Baptism marks the beginning of a journey with God which continues for the rest of our lives, the first step in response to God’s love.


The Sacrament of Baptism: Gateway to New Life

The sacrament of Baptism not only gives us sanctifying grace: it also makes us adopted children of God and heirs of heaven.

Baptism is the one sacrament that all Christian denominations share in common. In the Catholic Church, infants are baptized to welcome them into the Catholic faith and to free them from the original sin they were born with. Baptism is the first holy sacrament followed by: Eucharist, Confirmation, Reconciliation, Anointing of the sick, Marriage and Holy Order.

Most Common Questions.

Many first time parents have questions about celebrating the Sacrament of Baptism. We hope your questions are answered here below.
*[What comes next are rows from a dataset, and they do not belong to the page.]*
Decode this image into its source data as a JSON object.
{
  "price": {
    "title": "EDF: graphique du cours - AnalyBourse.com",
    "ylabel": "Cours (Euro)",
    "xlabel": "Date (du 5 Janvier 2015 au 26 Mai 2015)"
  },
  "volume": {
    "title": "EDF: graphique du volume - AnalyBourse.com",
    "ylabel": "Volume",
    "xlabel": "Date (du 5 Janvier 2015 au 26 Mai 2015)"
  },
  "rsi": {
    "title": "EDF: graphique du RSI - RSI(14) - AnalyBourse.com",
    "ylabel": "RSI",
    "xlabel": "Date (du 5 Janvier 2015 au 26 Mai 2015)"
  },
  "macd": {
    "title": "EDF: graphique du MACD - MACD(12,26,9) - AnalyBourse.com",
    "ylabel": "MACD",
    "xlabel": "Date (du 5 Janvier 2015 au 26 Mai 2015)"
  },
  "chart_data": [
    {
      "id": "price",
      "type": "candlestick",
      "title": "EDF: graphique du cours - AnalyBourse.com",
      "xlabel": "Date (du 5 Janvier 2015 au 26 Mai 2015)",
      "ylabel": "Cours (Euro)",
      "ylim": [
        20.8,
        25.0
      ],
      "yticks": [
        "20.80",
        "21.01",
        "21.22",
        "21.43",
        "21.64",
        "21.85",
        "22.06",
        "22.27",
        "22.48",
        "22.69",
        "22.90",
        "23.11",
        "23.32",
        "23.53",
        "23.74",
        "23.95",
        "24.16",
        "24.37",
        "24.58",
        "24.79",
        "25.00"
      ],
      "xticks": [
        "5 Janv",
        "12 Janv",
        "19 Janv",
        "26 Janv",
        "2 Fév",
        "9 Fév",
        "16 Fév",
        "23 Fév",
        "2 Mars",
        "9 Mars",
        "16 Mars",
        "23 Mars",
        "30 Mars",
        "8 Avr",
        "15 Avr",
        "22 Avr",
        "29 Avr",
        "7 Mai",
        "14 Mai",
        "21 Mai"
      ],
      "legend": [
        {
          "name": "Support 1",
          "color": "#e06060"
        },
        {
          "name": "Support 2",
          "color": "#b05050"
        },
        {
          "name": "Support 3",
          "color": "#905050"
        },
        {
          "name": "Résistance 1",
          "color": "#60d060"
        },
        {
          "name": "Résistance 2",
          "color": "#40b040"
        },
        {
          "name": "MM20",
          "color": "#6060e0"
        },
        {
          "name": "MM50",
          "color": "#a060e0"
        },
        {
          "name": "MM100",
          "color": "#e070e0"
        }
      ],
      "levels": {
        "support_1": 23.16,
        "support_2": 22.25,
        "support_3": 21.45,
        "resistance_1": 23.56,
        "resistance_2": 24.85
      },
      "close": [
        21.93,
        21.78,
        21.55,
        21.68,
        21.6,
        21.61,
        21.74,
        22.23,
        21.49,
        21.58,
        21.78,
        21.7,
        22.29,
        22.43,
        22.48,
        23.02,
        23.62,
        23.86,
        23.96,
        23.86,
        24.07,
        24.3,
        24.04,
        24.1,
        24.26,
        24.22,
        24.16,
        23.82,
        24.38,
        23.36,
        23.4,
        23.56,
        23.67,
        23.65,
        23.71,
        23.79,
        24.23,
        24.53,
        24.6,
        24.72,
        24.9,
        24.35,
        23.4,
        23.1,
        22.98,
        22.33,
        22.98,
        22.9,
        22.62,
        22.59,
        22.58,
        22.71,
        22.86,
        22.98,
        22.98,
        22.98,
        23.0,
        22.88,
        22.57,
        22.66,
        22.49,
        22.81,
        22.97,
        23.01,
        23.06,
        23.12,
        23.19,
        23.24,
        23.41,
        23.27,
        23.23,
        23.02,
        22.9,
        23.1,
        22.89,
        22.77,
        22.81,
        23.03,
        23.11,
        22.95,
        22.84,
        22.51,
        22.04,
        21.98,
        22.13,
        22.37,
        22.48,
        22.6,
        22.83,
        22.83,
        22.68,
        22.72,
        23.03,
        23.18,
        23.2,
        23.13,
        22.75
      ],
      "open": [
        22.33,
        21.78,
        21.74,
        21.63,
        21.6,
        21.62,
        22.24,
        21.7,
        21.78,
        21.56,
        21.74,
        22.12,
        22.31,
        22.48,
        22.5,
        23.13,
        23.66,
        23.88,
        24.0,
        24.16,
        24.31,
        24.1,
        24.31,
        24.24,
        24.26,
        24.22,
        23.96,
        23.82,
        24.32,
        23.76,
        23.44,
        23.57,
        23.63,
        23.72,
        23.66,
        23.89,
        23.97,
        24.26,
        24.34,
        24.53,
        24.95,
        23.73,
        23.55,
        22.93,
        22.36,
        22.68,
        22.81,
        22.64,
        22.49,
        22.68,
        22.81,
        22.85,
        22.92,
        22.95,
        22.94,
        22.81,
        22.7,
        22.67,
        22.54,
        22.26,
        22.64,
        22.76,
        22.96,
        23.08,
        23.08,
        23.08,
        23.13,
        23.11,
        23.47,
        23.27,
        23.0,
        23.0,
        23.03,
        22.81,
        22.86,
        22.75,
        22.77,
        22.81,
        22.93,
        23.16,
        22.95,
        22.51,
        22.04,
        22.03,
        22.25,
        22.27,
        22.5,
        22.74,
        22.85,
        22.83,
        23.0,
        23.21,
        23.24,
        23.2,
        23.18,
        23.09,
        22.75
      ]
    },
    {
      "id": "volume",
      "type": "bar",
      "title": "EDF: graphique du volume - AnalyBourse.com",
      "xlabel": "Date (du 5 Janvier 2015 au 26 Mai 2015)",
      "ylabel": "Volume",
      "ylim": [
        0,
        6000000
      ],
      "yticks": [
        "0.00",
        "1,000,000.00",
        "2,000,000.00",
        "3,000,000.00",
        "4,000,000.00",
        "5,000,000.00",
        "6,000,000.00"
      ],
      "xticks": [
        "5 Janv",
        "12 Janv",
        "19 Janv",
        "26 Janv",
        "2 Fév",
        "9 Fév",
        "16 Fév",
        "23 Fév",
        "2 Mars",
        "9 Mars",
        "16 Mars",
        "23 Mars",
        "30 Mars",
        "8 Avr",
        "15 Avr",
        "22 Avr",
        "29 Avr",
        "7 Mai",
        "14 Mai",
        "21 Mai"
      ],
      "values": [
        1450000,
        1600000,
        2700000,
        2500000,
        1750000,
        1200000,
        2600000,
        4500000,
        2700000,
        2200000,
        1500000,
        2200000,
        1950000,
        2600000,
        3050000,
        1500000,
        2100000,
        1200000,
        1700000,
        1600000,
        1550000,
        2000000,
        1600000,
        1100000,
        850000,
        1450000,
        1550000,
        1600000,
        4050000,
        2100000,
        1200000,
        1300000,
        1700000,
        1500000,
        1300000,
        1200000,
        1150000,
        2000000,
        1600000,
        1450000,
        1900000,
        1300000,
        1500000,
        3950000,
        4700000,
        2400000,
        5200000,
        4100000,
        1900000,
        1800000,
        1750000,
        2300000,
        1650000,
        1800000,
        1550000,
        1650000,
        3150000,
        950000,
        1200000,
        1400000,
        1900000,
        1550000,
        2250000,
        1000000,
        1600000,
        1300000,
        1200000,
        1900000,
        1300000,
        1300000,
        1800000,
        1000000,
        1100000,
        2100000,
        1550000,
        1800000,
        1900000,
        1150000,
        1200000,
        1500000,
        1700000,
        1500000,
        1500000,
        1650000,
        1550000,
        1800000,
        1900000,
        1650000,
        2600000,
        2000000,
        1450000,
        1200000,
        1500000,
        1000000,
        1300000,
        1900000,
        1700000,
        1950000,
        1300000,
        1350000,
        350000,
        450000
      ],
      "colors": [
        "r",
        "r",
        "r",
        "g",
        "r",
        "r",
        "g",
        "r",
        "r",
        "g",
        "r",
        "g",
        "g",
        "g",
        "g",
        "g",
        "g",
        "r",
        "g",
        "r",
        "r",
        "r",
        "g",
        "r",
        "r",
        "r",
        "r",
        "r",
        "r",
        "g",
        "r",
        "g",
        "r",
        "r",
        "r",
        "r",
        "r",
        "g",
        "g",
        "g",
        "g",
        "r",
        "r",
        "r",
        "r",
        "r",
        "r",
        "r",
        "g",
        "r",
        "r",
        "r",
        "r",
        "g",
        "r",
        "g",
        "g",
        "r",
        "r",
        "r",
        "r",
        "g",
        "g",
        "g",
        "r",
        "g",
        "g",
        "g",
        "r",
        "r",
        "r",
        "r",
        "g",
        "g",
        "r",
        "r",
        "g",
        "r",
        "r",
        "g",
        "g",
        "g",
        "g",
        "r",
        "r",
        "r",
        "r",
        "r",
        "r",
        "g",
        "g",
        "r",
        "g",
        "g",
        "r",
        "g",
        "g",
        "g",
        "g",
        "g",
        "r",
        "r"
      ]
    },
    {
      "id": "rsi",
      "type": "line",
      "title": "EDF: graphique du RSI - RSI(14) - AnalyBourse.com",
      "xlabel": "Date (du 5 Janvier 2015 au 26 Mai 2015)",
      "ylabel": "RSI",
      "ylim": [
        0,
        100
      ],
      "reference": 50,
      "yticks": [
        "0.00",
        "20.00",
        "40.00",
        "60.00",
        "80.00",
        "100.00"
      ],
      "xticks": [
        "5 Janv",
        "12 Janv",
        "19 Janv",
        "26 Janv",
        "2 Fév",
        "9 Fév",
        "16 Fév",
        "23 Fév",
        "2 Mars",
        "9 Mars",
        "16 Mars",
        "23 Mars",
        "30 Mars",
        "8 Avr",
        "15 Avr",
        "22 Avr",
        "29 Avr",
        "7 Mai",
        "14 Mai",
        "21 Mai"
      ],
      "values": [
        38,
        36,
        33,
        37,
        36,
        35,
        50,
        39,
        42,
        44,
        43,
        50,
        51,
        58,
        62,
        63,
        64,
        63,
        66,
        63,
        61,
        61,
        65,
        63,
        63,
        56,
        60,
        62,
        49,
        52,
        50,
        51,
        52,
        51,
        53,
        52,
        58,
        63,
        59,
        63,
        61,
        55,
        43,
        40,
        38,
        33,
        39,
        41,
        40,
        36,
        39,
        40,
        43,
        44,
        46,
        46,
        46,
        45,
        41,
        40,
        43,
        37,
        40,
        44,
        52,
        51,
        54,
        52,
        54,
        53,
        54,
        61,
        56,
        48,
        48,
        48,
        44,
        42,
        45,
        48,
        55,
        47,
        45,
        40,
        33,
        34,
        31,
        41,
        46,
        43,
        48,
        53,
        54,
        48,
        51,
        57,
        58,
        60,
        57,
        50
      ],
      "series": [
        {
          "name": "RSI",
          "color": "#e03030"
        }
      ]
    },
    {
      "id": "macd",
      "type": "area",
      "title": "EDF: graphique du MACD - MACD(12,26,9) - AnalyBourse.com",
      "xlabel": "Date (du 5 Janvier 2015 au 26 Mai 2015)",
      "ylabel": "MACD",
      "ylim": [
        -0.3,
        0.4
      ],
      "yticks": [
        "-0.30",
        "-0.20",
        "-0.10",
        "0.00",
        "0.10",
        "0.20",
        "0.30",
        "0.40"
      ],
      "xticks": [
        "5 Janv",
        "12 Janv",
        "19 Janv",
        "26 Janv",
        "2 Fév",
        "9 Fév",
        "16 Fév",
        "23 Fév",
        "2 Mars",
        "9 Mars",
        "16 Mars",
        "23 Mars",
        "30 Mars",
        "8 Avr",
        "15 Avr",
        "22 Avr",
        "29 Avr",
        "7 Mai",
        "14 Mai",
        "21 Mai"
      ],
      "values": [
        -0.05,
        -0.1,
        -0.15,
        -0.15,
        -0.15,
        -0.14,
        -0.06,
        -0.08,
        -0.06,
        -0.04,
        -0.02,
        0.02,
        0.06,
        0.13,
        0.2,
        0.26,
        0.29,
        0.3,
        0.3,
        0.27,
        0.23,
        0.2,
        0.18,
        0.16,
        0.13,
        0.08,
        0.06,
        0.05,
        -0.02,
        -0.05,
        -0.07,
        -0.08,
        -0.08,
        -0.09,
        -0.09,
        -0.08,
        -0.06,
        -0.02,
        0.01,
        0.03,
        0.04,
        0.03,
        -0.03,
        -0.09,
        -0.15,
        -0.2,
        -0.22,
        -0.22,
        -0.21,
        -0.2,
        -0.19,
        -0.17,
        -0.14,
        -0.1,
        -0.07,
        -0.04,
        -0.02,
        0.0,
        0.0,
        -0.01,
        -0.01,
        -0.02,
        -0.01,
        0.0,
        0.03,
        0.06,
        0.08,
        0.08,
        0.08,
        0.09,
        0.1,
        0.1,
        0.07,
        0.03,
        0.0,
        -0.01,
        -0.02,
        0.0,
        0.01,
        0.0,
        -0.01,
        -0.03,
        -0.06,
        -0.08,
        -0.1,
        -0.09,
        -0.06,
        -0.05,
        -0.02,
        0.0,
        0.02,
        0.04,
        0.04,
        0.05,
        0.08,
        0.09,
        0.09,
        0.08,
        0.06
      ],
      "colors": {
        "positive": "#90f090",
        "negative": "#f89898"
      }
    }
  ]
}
When are Baptisms scheduled?

The Sacrament of Baptism is a wonderful opportunity for the Sacred Heart community to celebrate and welcome our newest members into the Body of Christ.

What is the role of the godparents?

They represent the larger Catholic community. They, along with the priest and the parents, welcome the child to the community and signify that welcome by marking the child with the sign of the cross. As a community, we are obliged to protect this newest member: guiding, advising, and nurturing the child as he or she progresses in the understanding of faith.

What are the requirements to be a godparent?

n order to be a Catholic godparent, a person must be:

At least 16 years of age;
A practicing Catholic who is Baptized and confirmed and has received First Holy Communion;
Someone other than the parents of the child to be Baptized;
And leading a life in harmony with the Catholic faith and the role they are about to assume.
We ask for a letter from their parish stating that they are members of that parish and eligible to be a godparent.

How many godparents can (must) I have?

It is customary to have two godparents – in this case one must be female and the other male. The Church does not make any provisions for more than two. Technically, godparents are not absolutely necessary – but it is the norm in our practice.

Do both godparents have to be Catholics?

Yes, a godparent, by definition, is necessarily Catholic – thus all godparents are Catholic. A Baptized Christian from another Christian denomination may serve as “Christian witness.” Jews, Muslims, and believers from other world religions may not serve either as godparents or Christian witnesses under normal circumstances but are always welcome to participate in the celebration.

How old should my infant child be to be baptized?

Under ordinary circumstances, parents should see to the Baptism of their infants within the first few weeks: “As soon as possible after birth, even before it, they are to approach the parish priest to ask for the sacrament for their child and to be themselves prepared for it.” (Canon #876)

What if my child is no longer an infant?

A child who has not yet celebrated their 7th birthday is considered an “infant” in regards to baptism within the Catholic Church. As long as your child is less than seven years of age, the process and requirements are the same. Depending on the understanding and maturity of your child, this might be a wonderful opportunity for them to share in the preparation for the sacrament.

Are there Baptismal preparation classes for parents?

Yes, there are preparation classes. Please consult the parish calendar for upcoming classes.

Do both parents have to attend a Baptismal preparation class?

Yes, both parents must attend a Baptismal preparation class if this is their first child being baptized. If both parents have attended the Baptismal preparation class at some earlier time, we would welcome their participation but do not require that they attend again. Godparents are also welcome to attend.

Can we prepare for the Baptismal preparation class?

Because this important sacrament is an outward celebration of God’s grace where we enter into a new relationship with Jesus Christ and the Body of Christ, the Church, it serves as a wonderful opportunity to reflect on the significance of our own Baptism and the difference it has made within our own lives. If, after reading and reflecting on the article, you are unable to articulate anything of substance, you might consider what hopes you have for the newly Baptized child, and what special role you might play as they begin their Christian journey of faith.